Why did they rate the narcolepsy lower even though my records indicate (I think, I haven't seen) that they are solid.
Wouldn't an appeal after the army risk the stable rating?
Will they require another sleep study?

I'll probably follow his council but I'm looking for multiple inputs.
 
Should I upload a record from my sleep specialist stating the accurate number of narcolepsy attacks and the steady condition i have into ebenefits? Might that influence the final ratings while not risking it lowering it and losing the steady rating?
 
1) I don't know of any data about percentages, but I suspect it is low. PDRL basically represents that you're not likely to get better. MH providers are pretty generous about there always being a possibility of improvement.

3) 1 year after final determination.

4)I agree they used the criteria, and I suspect you'll be able to appeal the narcolepsy rating successfully.

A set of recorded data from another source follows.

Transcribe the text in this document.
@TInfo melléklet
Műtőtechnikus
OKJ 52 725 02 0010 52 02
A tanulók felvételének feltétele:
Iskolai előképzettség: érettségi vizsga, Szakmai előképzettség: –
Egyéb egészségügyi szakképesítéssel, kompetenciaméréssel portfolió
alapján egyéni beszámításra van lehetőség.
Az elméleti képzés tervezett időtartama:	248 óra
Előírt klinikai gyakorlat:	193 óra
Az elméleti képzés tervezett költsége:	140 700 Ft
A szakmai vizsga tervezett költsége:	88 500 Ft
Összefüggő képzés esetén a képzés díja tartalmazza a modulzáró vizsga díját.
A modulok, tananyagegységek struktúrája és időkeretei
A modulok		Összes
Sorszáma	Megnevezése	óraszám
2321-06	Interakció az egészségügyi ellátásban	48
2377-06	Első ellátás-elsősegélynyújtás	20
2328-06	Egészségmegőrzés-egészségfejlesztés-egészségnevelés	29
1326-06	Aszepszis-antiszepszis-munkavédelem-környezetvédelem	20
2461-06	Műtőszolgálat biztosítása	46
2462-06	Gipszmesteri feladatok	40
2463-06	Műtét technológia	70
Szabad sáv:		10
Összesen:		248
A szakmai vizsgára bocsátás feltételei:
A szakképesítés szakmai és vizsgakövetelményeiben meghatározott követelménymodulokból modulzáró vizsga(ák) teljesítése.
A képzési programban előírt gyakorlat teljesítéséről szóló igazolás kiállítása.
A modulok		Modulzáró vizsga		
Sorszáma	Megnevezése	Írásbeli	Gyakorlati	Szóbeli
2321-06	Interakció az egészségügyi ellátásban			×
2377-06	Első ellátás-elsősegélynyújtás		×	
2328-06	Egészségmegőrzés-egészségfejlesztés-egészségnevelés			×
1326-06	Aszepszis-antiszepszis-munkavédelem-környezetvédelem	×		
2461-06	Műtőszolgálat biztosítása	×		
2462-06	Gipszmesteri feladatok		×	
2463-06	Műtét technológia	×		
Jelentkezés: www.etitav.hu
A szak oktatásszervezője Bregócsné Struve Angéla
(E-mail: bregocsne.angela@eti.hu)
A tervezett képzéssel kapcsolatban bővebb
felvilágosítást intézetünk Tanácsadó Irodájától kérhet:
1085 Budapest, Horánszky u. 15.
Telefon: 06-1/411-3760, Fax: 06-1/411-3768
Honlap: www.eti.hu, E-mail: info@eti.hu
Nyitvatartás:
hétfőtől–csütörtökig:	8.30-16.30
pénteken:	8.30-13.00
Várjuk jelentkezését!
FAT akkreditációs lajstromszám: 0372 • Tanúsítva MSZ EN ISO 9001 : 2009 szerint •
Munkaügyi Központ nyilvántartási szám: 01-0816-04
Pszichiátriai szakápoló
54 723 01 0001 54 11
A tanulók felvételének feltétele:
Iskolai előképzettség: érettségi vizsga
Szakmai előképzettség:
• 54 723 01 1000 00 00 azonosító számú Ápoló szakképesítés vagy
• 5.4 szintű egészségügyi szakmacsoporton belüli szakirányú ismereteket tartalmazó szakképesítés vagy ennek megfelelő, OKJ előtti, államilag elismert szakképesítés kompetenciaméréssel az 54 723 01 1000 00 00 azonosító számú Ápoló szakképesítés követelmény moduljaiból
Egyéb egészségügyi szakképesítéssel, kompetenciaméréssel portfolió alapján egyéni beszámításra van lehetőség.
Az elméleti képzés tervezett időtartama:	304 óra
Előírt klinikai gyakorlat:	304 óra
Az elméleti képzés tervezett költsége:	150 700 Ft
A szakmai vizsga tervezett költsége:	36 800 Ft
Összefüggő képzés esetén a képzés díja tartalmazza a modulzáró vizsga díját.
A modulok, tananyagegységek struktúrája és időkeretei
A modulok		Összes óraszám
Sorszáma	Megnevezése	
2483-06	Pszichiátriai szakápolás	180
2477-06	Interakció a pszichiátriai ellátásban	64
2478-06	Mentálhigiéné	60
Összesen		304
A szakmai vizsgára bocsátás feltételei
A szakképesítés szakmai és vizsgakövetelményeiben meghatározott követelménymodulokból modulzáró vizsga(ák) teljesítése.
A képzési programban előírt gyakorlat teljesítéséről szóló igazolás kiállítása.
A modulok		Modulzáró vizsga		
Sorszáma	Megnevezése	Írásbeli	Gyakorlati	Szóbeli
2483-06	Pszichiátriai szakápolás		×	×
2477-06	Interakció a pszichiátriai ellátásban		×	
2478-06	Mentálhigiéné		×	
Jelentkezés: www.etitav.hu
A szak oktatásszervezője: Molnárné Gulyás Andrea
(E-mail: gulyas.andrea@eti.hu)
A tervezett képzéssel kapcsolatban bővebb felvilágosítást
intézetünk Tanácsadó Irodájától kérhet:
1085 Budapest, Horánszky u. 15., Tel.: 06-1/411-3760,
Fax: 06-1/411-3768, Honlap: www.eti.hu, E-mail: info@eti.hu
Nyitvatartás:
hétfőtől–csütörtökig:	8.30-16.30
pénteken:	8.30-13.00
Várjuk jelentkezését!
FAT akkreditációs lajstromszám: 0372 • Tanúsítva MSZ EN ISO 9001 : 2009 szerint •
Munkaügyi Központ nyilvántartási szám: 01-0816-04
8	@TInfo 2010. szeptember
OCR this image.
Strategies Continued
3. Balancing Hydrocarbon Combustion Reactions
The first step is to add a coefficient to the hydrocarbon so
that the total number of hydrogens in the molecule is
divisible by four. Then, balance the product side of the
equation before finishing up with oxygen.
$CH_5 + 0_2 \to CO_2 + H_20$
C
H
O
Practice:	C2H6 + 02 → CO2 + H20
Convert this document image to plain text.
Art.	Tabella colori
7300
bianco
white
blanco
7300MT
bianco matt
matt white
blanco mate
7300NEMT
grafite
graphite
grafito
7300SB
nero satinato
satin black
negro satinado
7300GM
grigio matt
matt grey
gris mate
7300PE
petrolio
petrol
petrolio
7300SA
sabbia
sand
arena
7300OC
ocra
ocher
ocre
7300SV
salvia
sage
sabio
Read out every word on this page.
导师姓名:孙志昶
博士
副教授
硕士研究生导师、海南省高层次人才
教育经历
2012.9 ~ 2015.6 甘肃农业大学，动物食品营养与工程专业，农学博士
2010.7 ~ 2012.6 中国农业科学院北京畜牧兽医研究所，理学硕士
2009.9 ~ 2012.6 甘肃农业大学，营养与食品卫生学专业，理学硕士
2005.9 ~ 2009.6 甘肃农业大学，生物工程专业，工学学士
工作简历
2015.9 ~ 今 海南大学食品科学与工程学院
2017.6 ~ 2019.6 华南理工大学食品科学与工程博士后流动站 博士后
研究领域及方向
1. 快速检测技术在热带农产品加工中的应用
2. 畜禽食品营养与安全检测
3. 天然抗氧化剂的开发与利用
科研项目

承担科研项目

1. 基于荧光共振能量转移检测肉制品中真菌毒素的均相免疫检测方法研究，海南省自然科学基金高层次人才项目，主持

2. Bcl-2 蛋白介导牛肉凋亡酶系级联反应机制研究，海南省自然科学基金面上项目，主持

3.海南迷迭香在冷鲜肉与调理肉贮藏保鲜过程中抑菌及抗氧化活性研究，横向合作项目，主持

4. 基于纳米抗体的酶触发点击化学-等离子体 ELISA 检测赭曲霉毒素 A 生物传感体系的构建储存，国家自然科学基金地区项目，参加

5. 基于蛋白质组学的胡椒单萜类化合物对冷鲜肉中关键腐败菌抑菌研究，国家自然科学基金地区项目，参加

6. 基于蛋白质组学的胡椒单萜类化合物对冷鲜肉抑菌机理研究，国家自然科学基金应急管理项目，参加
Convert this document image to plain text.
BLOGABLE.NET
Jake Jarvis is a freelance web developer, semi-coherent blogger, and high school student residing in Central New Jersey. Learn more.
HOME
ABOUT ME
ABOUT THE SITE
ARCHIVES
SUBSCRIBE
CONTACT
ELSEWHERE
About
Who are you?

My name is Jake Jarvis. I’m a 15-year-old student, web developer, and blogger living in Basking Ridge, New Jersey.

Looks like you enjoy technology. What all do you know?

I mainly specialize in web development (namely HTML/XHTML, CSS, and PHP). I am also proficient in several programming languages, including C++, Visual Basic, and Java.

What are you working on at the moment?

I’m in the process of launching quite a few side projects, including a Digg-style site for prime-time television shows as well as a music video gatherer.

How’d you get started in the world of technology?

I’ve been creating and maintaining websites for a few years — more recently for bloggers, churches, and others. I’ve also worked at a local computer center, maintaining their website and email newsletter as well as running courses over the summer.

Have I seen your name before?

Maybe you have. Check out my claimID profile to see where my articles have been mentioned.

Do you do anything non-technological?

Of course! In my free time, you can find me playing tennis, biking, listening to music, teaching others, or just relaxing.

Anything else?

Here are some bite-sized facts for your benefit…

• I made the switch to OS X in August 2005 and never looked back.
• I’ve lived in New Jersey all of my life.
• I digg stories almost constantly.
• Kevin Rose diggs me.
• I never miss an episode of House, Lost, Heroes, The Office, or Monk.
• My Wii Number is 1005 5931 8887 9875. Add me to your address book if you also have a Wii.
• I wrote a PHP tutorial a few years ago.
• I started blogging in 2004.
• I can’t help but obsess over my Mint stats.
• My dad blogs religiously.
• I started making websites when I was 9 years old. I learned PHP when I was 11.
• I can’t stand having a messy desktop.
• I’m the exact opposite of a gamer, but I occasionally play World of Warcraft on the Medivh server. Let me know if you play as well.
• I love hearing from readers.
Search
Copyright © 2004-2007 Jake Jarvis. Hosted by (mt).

5) Hard to say why they thought the occurrence rate was lower than it is.

6) The appeal is likely to have no effect on the condition being seen as stable or not. If the narcolepsy is seen as stable and at 80%, the unstableness of the PTSD won't matter, so I would judge it as being the opposite of making your rating unstable.

7) Not likely.

2) I think doing a VARR on the narcolepsy makes more sense than doing an appeal after separation. Lay evidence about the frequency should be plenty reliable to justify a higher rating. Doing a VARR won't risk your ability to do a full appeal after, and I think the chance of them lowing the rating is low, certainly not below the criteria for TDRL, so I think you're sufficiently protected to do it. I think the lawyer was mainly expressing that the 70% rating is pretty darn good, take it and run. Which is fine, but 6 months for a VARR compared to the years that an appeal can take, I'd do the VARR, especially since you'd like a PDRL finding. I think there is a decent chance that uploading evidence to ebenefits would fix your rating when they go to do the official VA rating, but that won't effect you getting PDRL until your first TDRL exam.
 
Thanks scoutCC. The attorney was concerned about locking in the stable condition rather than having it listed as unstable. I don't see much risk even if the rating is considered "unstable," so I think I'll try the VARR.